I’ve written before about how writers need to treat writing the same way they treat exercise. Do it regularly—everyday, if possible, because the creative muse easily grows rusty and stiff when it’s not used.

To that end, I’ve developed a series of Writing Warm-Up Exercises you can do to get your creative muse revved up.

If you were following me on Twitter (@writersinkwell) several months ago, you have probably done these 10 Writing Warm-Up Exercises. Try them again because this time you’ll write even more. You should know, however, that these 10 writing exercises are only the tip of the iceberg, so to speak. I have developed more than 100 of them over the years. Someday, I’ll make all 100 available. Until then . . .
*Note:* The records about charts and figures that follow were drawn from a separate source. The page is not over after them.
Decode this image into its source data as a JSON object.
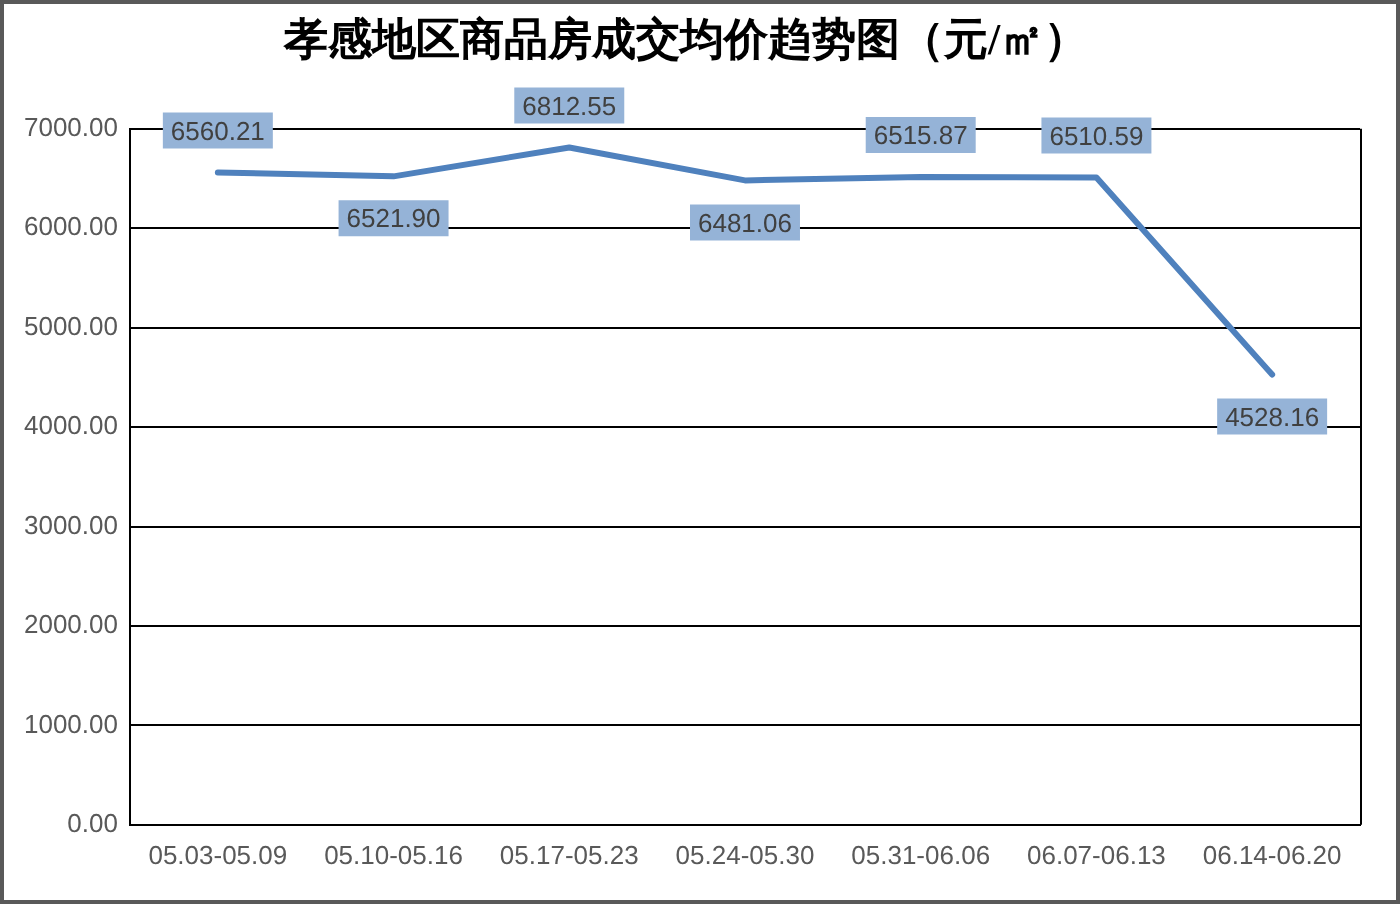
{
  "chart_data": {
    "type": "line",
    "title": "孝感地区商品房成交均价趋势图（元/㎡）",
    "categories": [
      "05.03-05.09",
      "05.10-05.16",
      "05.17-05.23",
      "05.24-05.30",
      "05.31-06.06",
      "06.07-06.13",
      "06.14-06.20"
    ],
    "series": [
      {
        "color": "#4f81bd",
        "values": [
          6560.21,
          6521.9,
          6812.55,
          6481.06,
          6515.87,
          6510.59,
          4528.16
        ],
        "value_labels": [
          "6560.21",
          "6521.90",
          "6812.55",
          "6481.06",
          "6515.87",
          "6510.59",
          "4528.16"
        ]
      }
    ],
    "ylim": [
      0,
      7000
    ],
    "yticks": [
      {
        "value": 0,
        "label": "0.00"
      },
      {
        "value": 1000,
        "label": "1000.00"
      },
      {
        "value": 2000,
        "label": "2000.00"
      },
      {
        "value": 3000,
        "label": "3000.00"
      },
      {
        "value": 4000,
        "label": "4000.00"
      },
      {
        "value": 5000,
        "label": "5000.00"
      },
      {
        "value": 6000,
        "label": "6000.00"
      },
      {
        "value": 7000,
        "label": "7000.00"
      }
    ],
    "grid": "y",
    "legend": false,
    "marker": "none",
    "line_style": "solid"
  }
}
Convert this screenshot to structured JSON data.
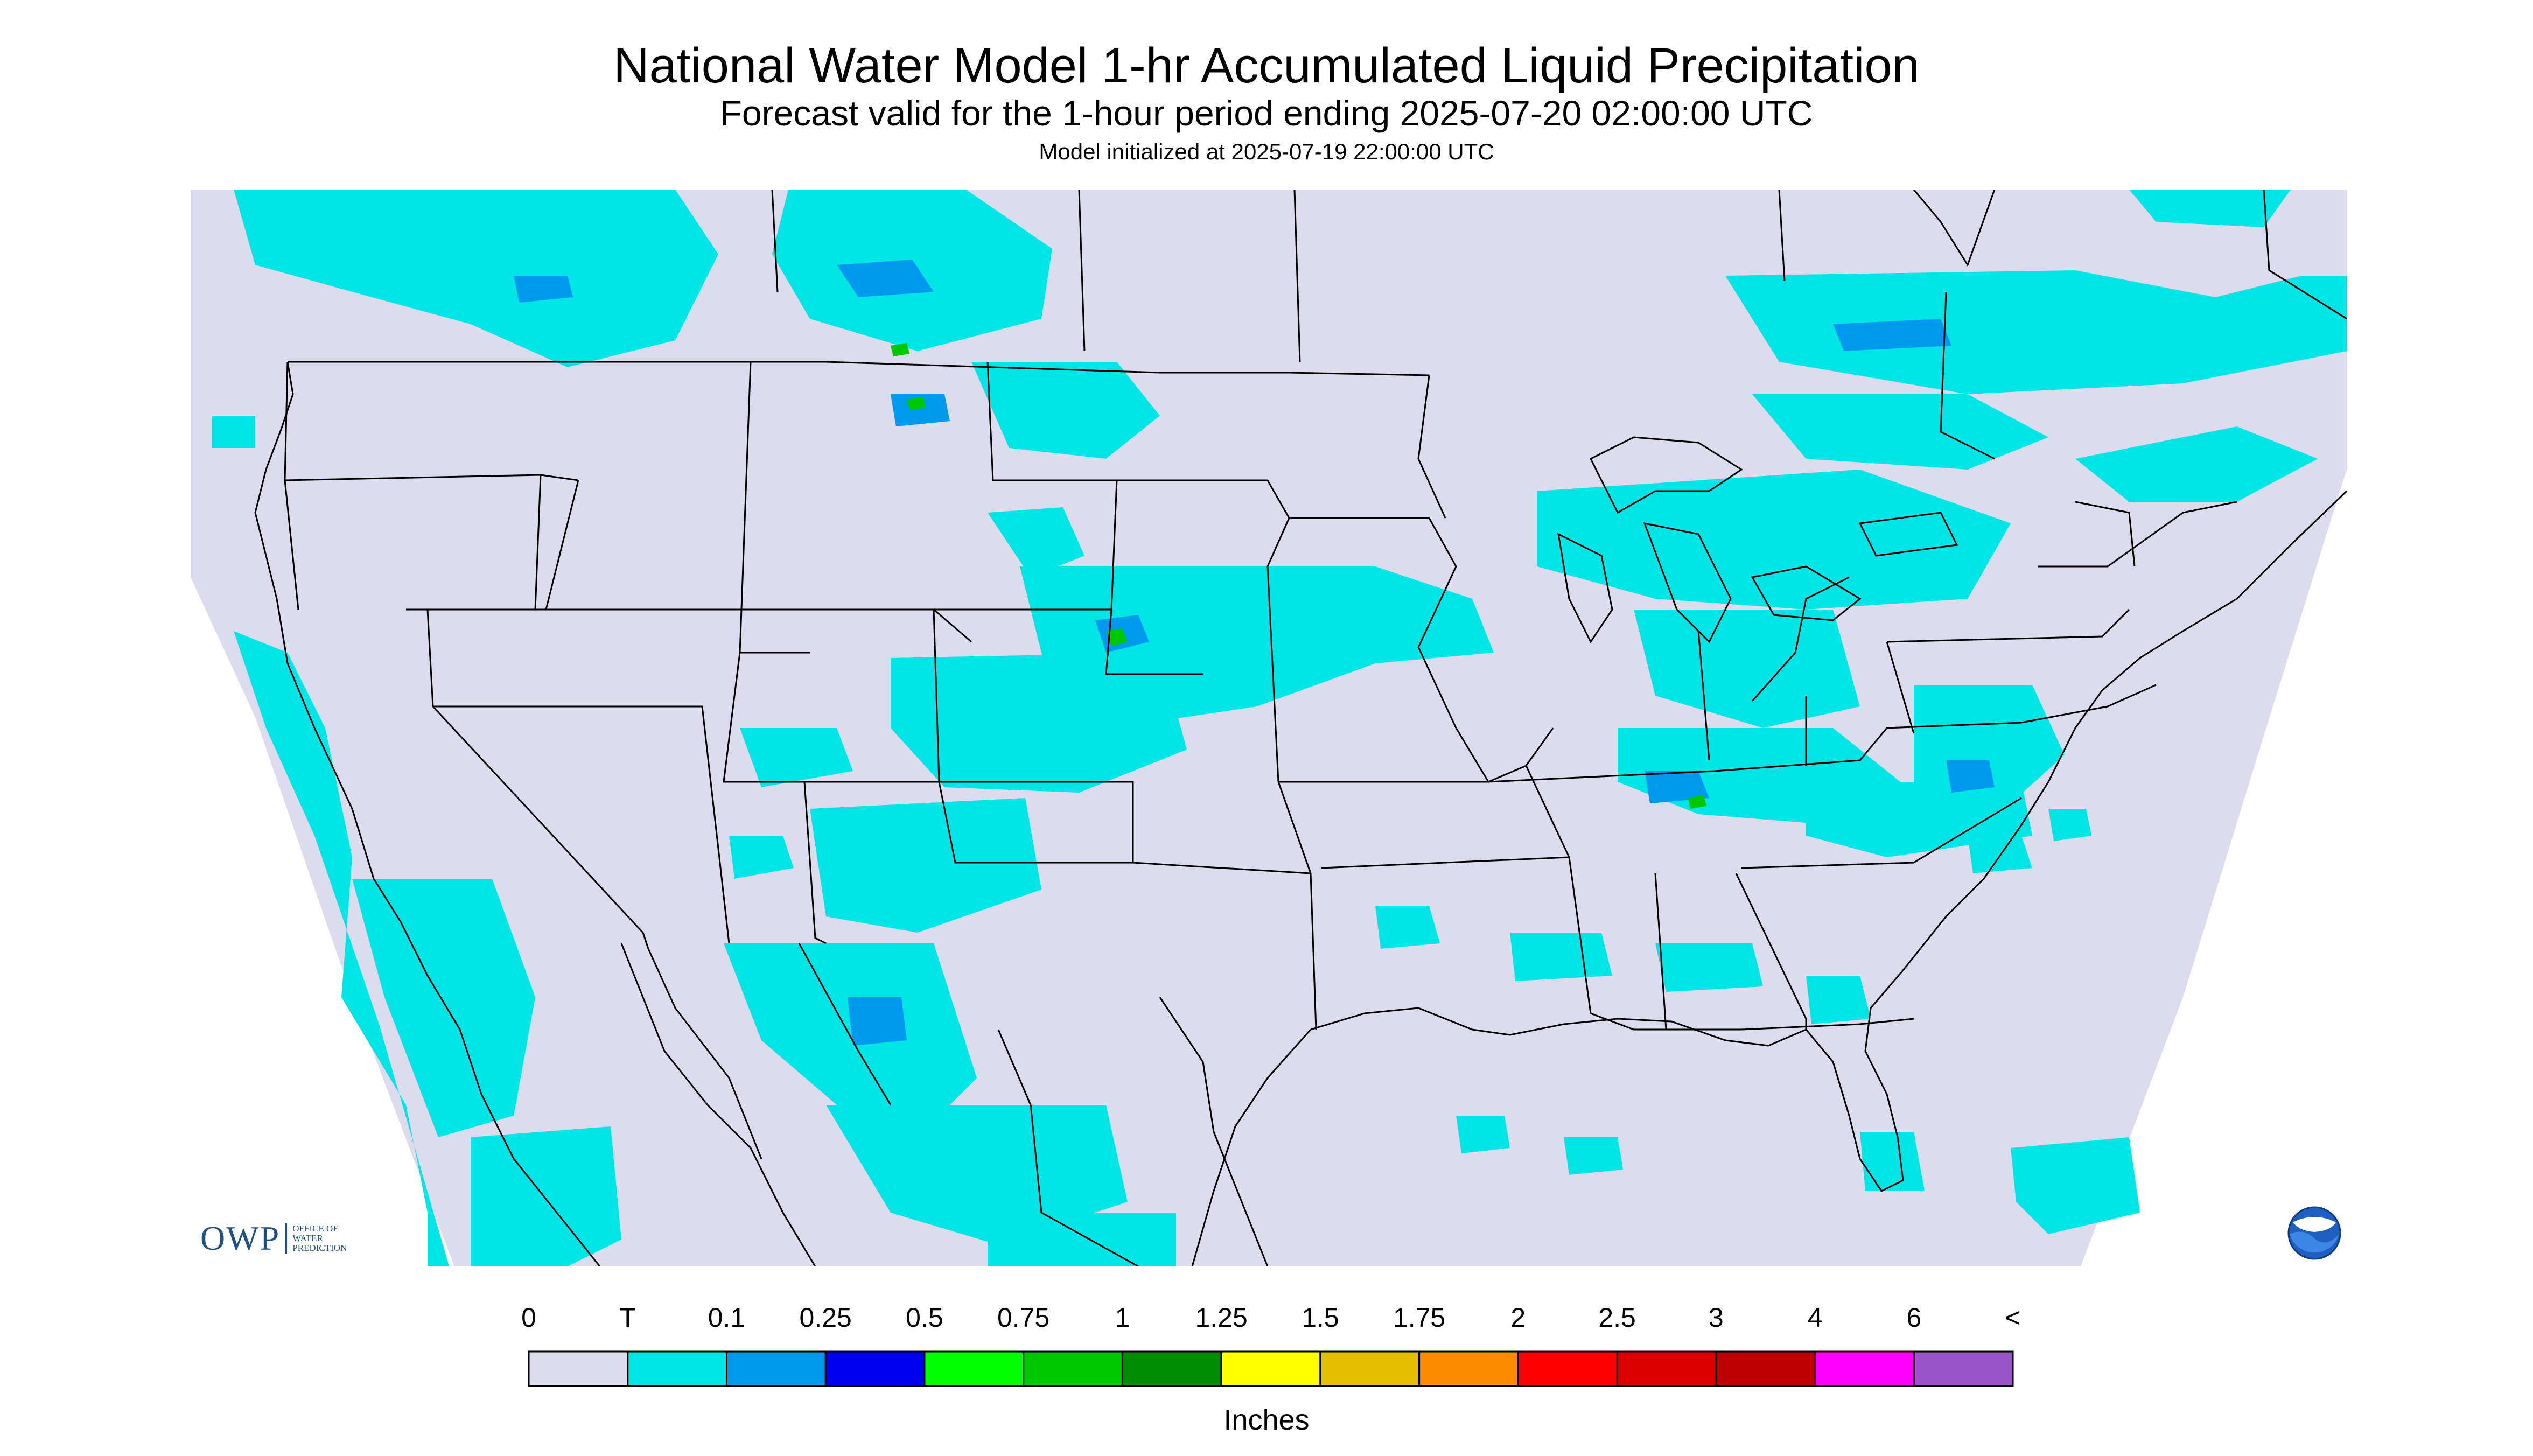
{
  "header": {
    "title": "National Water Model 1-hr Accumulated Liquid Precipitation",
    "subtitle": "Forecast valid for the 1-hour period ending 2025-07-20 02:00:00 UTC",
    "init": "Model initialized at 2025-07-19 22:00:00 UTC"
  },
  "colors": {
    "no_data": "#ffffff",
    "background_zero": "#dcdcee",
    "trace": "#00e5e5",
    "outline": "#000000"
  },
  "legend": {
    "units": "Inches",
    "ticks": [
      "0",
      "T",
      "0.1",
      "0.25",
      "0.5",
      "0.75",
      "1",
      "1.25",
      "1.5",
      "1.75",
      "2",
      "2.5",
      "3",
      "4",
      "6",
      "<"
    ],
    "colors": [
      "#dcdcee",
      "#00e5e5",
      "#0099f0",
      "#0000f0",
      "#00ff00",
      "#00c800",
      "#008c00",
      "#ffff00",
      "#e6be00",
      "#ff8c00",
      "#ff0000",
      "#dc0000",
      "#be0000",
      "#ff00ff",
      "#9955c9"
    ]
  },
  "logos": {
    "owp_mark": "OWP",
    "owp_text": [
      "OFFICE OF",
      "WATER",
      "PREDICTION"
    ],
    "noaa_icon": "noaa-logo-icon"
  }
}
I’ve collected the 10 Writing Warm-Up Exercises I posted on Twitter and now you can read them here in one place. Print this post and keep it on your desk to help you get warmed up each morning.

These exercises work best if you can do them at the same time each day. However, if you can’t, just doing them daily still helps get the creative muse working more easily.

Writing Warm-Up Exercise Guidelines

Remember to set a timer, so your thoughts and your writing are not interrupted by you having to look at the clock.

1. For each exercise, write in what I call ‘Stream of Consciousness’ and do not edit anything. Just write.

2. Select an object on your desk & write about it for 2 minutes.

3. Look out the window and write for 3 minutes about the first thing you see.

4. Write for 5 minutes about the last book you read.

5. Write for 5 minutes about your favorite recurring daydream.

6. Write for 5 minutes about planting a summer garden even if you’ve never done it

7. Write in the first person for 7 minutes about what it’s like to be a pirate.

8. Write 7 minutes about yourself from your pet’s perspective.

9. Write 8 minutes in the 1st person about your life in an 1865 log cabin.

10. Write for 9 minutes about your first day of school.

Write 10 minutes about when you realized you wanted to be a writer.

If you want to be a good writer, whatever you do, don’t stop writing!